Отмечали День снятия блокады. Д. пригласили на торжественное заседание. Предупредили, что будет сидеть в президиуме. Вычистили костюм, Римма отпарила складку на брюках, нацепила ордена, медали. Получилось много. Слишком. Д. настоял убрать всякие цацки, оставить ордена и «За оборону Ленинграда». Пришел заранее, его провели в комнату президиума. Там, как водится, стол накрыт, бутерброды, чай, кофе. Его отозвал в сторону секретарь обкома по пропаганде. Неодобрительно оглядел, поморщился, посоветовал снять эти железки.
— Чего так? — удивился Д.
— Видишь ли, у шефа ничего такого нет, пустой пиджак, так что и нам не советовали.
Д. выругался:
— Пошли вы все... Снимать не стал, сел в зале.
Нашему лейтенанту Римма досталась чистым существом. Он не мог тогда оценить всей прелести ее девичьей робости, стыдливости. Мог бы, да не оценил, слепой был, котенок новорожденный.
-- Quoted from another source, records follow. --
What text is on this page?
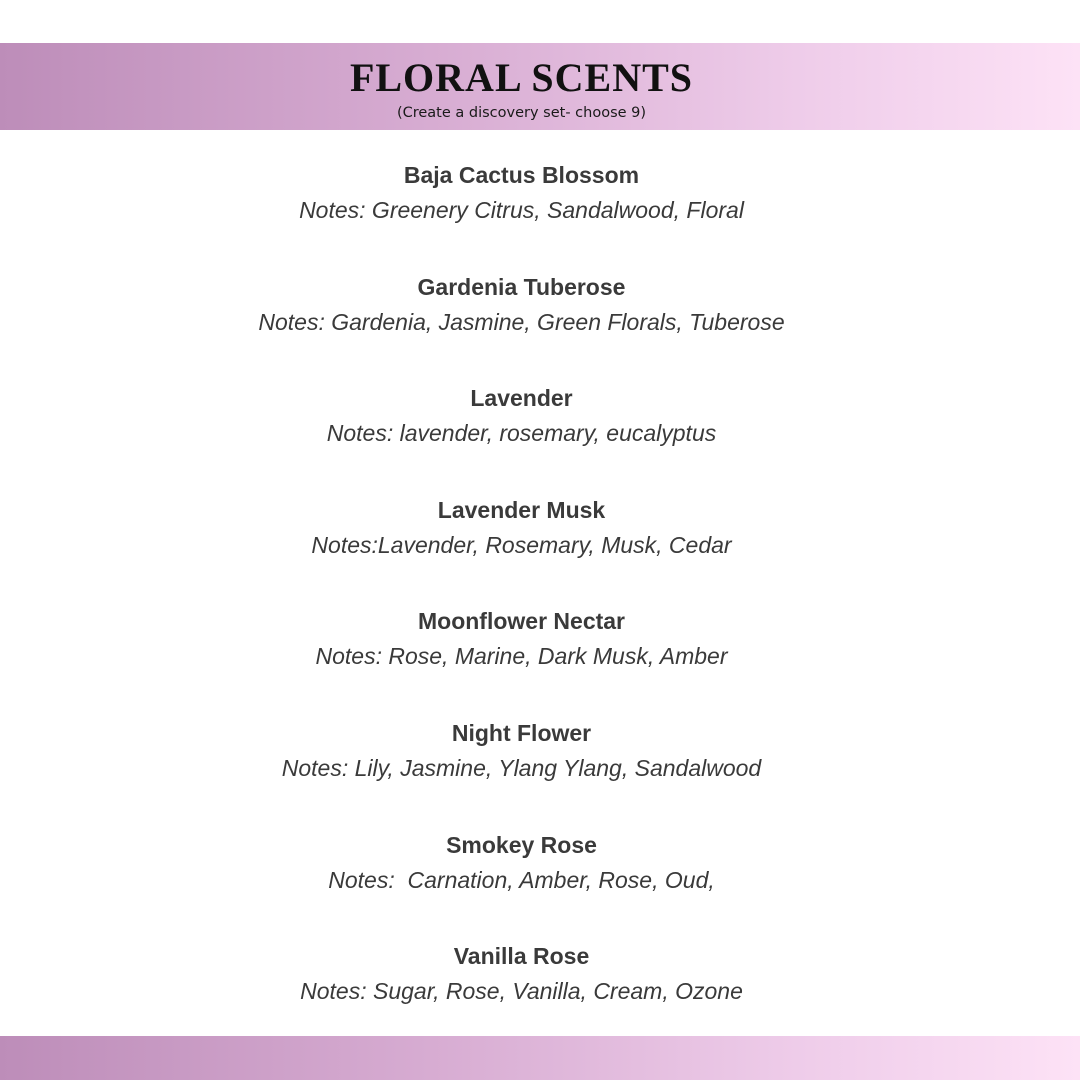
FLORAL SCENTS
(Create a discovery set- choose 9)
Baja Cactus Blossom
Notes: Greenery Citrus, Sandalwood, Floral
Gardenia Tuberose
Notes: Gardenia, Jasmine, Green Florals, Tuberose
Lavender
Notes: lavender, rosemary, eucalyptus
Lavender Musk
Notes:Lavender, Rosemary, Musk, Cedar
Moonflower Nectar
Notes: Rose, Marine, Dark Musk, Amber
Night Flower
Notes: Lily, Jasmine, Ylang Ylang, Sandalwood
Smokey Rose
Notes:  Carnation, Amber, Rose, Oud,
Vanilla Rose
Notes: Sugar, Rose, Vanilla, Cream, Ozone
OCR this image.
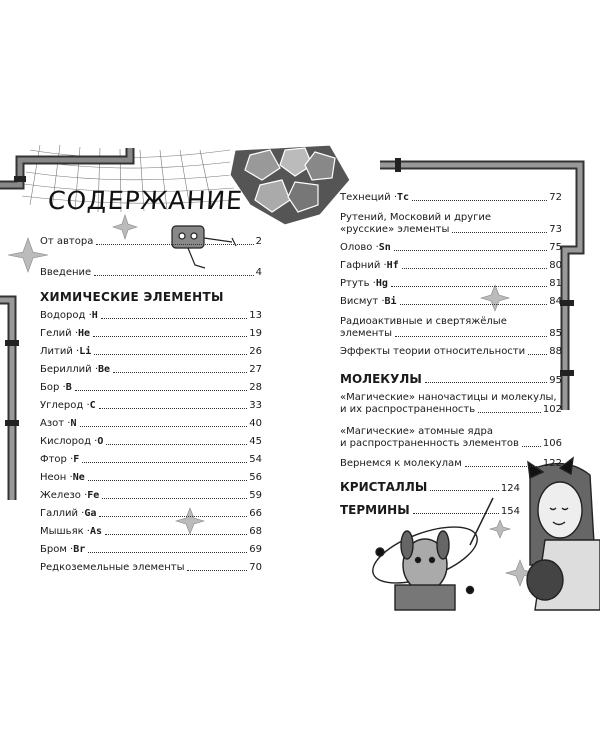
СОДЕРЖАНИЕ
От автора	2
Введение	4
ХИМИЧЕСКИЕ ЭЛЕМЕНТЫ
Водород · H	13
Гелий · He	19
Литий · Li	26
Бериллий · Be	27
Бор · B	28
Углерод · C	33
Азот · N	40
Кислород · O	45
Фтор · F	54
Неон · Ne	56
Железо · Fe	59
Галлий · Ga	66
Мышьяк · As	68
Бром · Br	69
Редкоземельные элементы	70
Технеций · Tc	72
Рутений, Московий и другие
«русские» элементы	73
Олово · Sn	75
Гафний · Hf	80
Ртуть · Hg	81
Висмут · Bi	84
Радиоактивные и свертяжёлые
элементы	85
Эффекты теории относительности 88
МОЛЕКУЛЫ	95
«Магические» наночастицы и молекулы,
и их распространенность	102
«Магические» атомные ядра
и распространенность элементов 106
Вернемся к молекулам	122
КРИСТАЛЛЫ	124
ТЕРМИНЫ	154
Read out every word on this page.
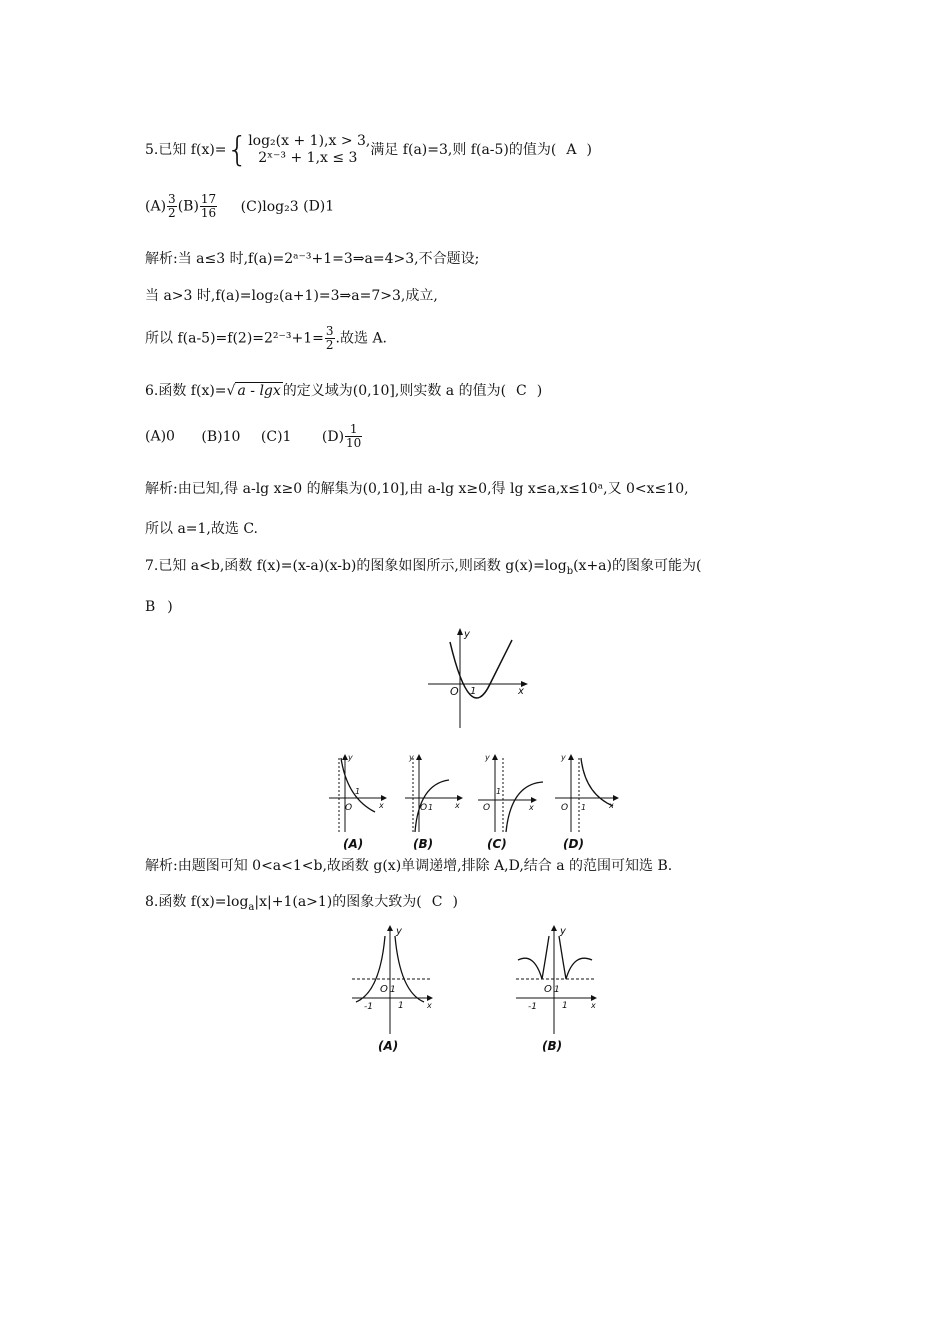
5.已知 f(x)={ log₂(x + 1),x > 3,
2ˣ⁻³ + 1,x ≤ 3 满足 f(a)=3,则 f(a-5)的值为( A )
$(A) \frac{3}{2} (B) \frac{17}{16} (C)\log_23$ (D)1
解析:当 a≤3 时,f(a)=2ᵃ⁻³+1=3⇒a=4>3,不合题设;
当 a>3 时,f(a)=log₂(a+1)=3⇒a=7>3,成立,
所以 $f(a-5)=f(2)=2^{2-3}+1= \frac{3}{2}$ .故选 A.
6.函数 f(x)=√ a - lgx 的定义域为(0,10],则实数 a 的值为( C )
(A)0 (B)10 (C)1 $(D) \frac{1}{10}$
解析:由已知,得 a-lg x≥0 的解集为(0,10],由 a-lg x≥0,得 lg x≤a,x≤10ᵃ,又 0<x≤10,
所以 a=1,故选 C.
7.已知 a<b,函数 f(x)=(x-a)(x-b)的图象如图所示,则函数 $g(x)=\log_b(x+a)$的图象可能为(
B )
y
x
O 1
y
x
O
1
y
x
O 1
y
x
O
1
y
x
O 1
(A)	(B)	(C)	(D)
解析:由题图可知 0<a<1<b,故函数 g(x)单调递增,排除 A,D,结合 a 的范围可知选 B.
8.函数 $f(x)=\log_a|x|+1(a>1)$的图象大致为( C )
y
x
O 1
-1	1
(A)
y
x
O 1
-1	1
(B)
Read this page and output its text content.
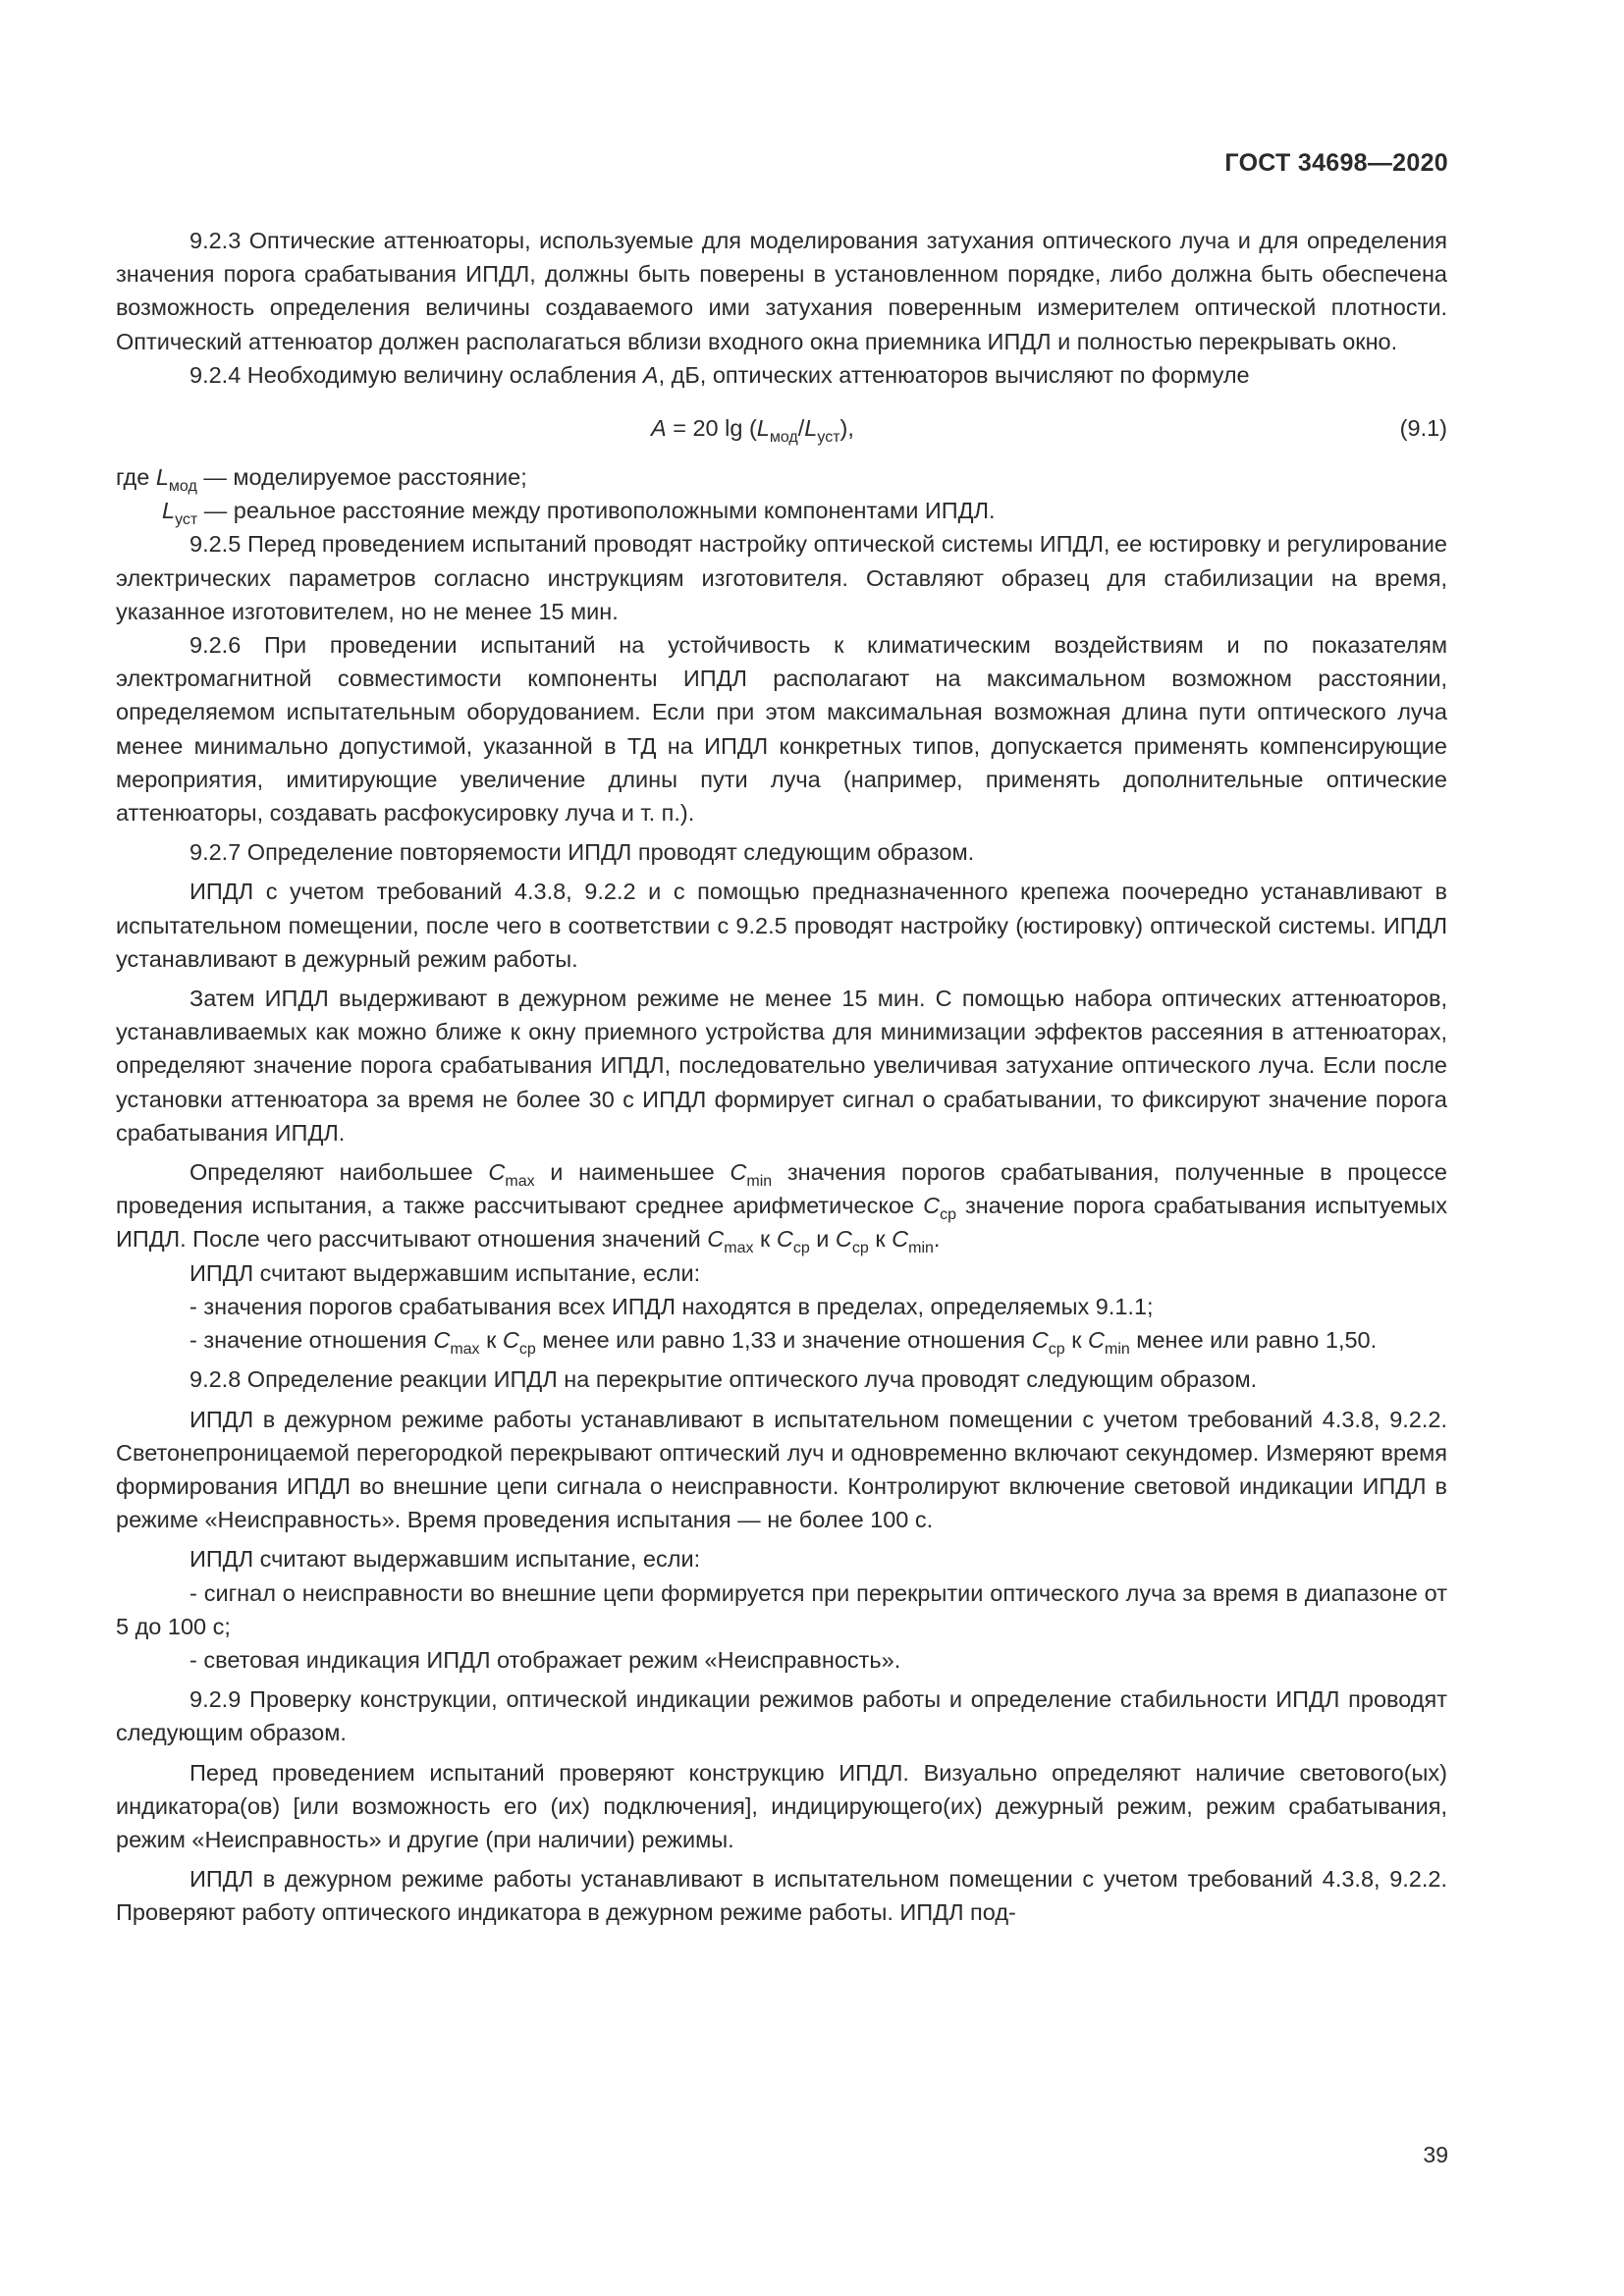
ГОСТ 34698—2020

9.2.3 Оптические аттенюаторы, используемые для моделирования затухания оптического луча и для определения значения порога срабатывания ИПДЛ, должны быть поверены в установленном порядке, либо должна быть обеспечена возможность определения величины создаваемого ими затухания поверенным измерителем оптической плотности. Оптический аттенюатор должен располагаться вблизи входного окна приемника ИПДЛ и полностью перекрывать окно.

9.2.4 Необходимую величину ослабления A, дБ, оптических аттенюаторов вычисляют по формуле

A = 20 $\lg (L_{мод}/L_{уст})$,	(9.1)

где $L_{мод}$ — моделируемое расстояние;

$L_{уст}$ — реальное расстояние между противоположными компонентами ИПДЛ.

9.2.5 Перед проведением испытаний проводят настройку оптической системы ИПДЛ, ее юстировку и регулирование электрических параметров согласно инструкциям изготовителя. Оставляют образец для стабилизации на время, указанное изготовителем, но не менее 15 мин.

9.2.6 При проведении испытаний на устойчивость к климатическим воздействиям и по показателям электромагнитной совместимости компоненты ИПДЛ располагают на максимальном возможном расстоянии, определяемом испытательным оборудованием. Если при этом максимальная возможная длина пути оптического луча менее минимально допустимой, указанной в ТД на ИПДЛ конкретных типов, допускается применять компенсирующие мероприятия, имитирующие увеличение длины пути луча (например, применять дополнительные оптические аттенюаторы, создавать расфокусировку луча и т. п.).

9.2.7 Определение повторяемости ИПДЛ проводят следующим образом.

ИПДЛ с учетом требований 4.3.8, 9.2.2 и с помощью предназначенного крепежа поочередно устанавливают в испытательном помещении, после чего в соответствии с 9.2.5 проводят настройку (юстировку) оптической системы. ИПДЛ устанавливают в дежурный режим работы.

Затем ИПДЛ выдерживают в дежурном режиме не менее 15 мин. С помощью набора оптических аттенюаторов, устанавливаемых как можно ближе к окну приемного устройства для минимизации эффектов рассеяния в аттенюаторах, определяют значение порога срабатывания ИПДЛ, последовательно увеличивая затухание оптического луча. Если после установки аттенюатора за время не более 30 с ИПДЛ формирует сигнал о срабатывании, то фиксируют значение порога срабатывания ИПДЛ.

Определяют наибольшее $C_{max}$ и наименьшее $C_{min}$ значения порогов срабатывания, полученные в процессе проведения испытания, а также рассчитывают среднее арифметическое $C_{ср}$ значение порога срабатывания испытуемых ИПДЛ. После чего рассчитывают отношения значений $C_{max}$ к $C_{ср}$ и $C_{ср}$ к $C_{min}$.

ИПДЛ считают выдержавшим испытание, если:

- значения порогов срабатывания всех ИПДЛ находятся в пределах, определяемых 9.1.1;

- значение отношения $C_{max}$ к $C_{ср}$ менее или равно 1,33 и значение отношения $C_{ср}$ к $C_{min}$ менее или равно 1,50.

9.2.8 Определение реакции ИПДЛ на перекрытие оптического луча проводят следующим образом.

ИПДЛ в дежурном режиме работы устанавливают в испытательном помещении с учетом требований 4.3.8, 9.2.2. Светонепроницаемой перегородкой перекрывают оптический луч и одновременно включают секундомер. Измеряют время формирования ИПДЛ во внешние цепи сигнала о неисправности. Контролируют включение световой индикации ИПДЛ в режиме «Неисправность». Время проведения испытания — не более 100 с.

ИПДЛ считают выдержавшим испытание, если:

- сигнал о неисправности во внешние цепи формируется при перекрытии оптического луча за время в диапазоне от 5 до 100 с;

- световая индикация ИПДЛ отображает режим «Неисправность».

9.2.9 Проверку конструкции, оптической индикации режимов работы и определение стабильности ИПДЛ проводят следующим образом.

Перед проведением испытаний проверяют конструкцию ИПДЛ. Визуально определяют наличие светового(ых) индикатора(ов) [или возможность его (их) подключения], индицирующего(их) дежурный режим, режим срабатывания, режим «Неисправность» и другие (при наличии) режимы.

ИПДЛ в дежурном режиме работы устанавливают в испытательном помещении с учетом требований 4.3.8, 9.2.2. Проверяют работу оптического индикатора в дежурном режиме работы. ИПДЛ под-

39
Прикосновения, поцелуи, объятия доставляли ей радость, свежую, как открытие. Не сразу она осмелилась сама прижиматься, расстегнуть ему рубашку. Самые простые любовные игры осваивались с трудом.
Кажется, то была третья годовщина смерти Сталина, отмечали ее как-то смущенно, робко.Вот тогда у меня состоялся интересный разговор с моим лейтенантом. Я говорил ему:
— Помнишь, как мы пошли в тот день, узнав о смерти Сталина, на Дворцовую площадь ? Никто нас туда не звал, но отовсюду люди сходились к этой площади, тысячи людей заполнили ее, тогда она называлась площадь Урицкого, кто такой был Урицкий, сейчас почти никто не знает. Там я встретил двух сотрудниц из лаборатории Ленэнерго, они бросились ко мне, рыдая.
— Что же с нами будет, что теперь будет, — повторяли они, заливаясь слезами, — мы осиротели, мы погибнем.
Третьего дня я встретил одну из них и говорю ей:
— Помните тот день на площади, когда вы так рыдали ?
— Да бросьте вы, — сказала она, — никто не рыдал, просто мы сошлись, потому что были взволнованы предстоящими событиями.
Она ни за что не хотела сознаваться в тех слезах, но ведь они были. О чем она плакала? О чем плакали мы с тобой? Какими все-таки мы были продуктами культа.
Лейтенант не соглашался со мной, он был убежден, что слезы эти были оправданы, что мы оплакивали конец эпохи, великой эпохи с великой мечтой, более того, он верил, что мы еще будем скучать по той стране, которая кончилась. Он был уверен, что со смертью Сталина кончается время, овеянное мечтой, еще не слыханной в истории человечества. Он упомянул Парижскую коммуну. Но кто помнит про Парижскую коммуну, так же как никто не помнит, кто был Урицкий, кто был Володарский, именем которого был назван Литейный проспект. И правильно делают, что не помнят. Эти женщины не хотят вспоминать про свои слезы и тоже правильно делают.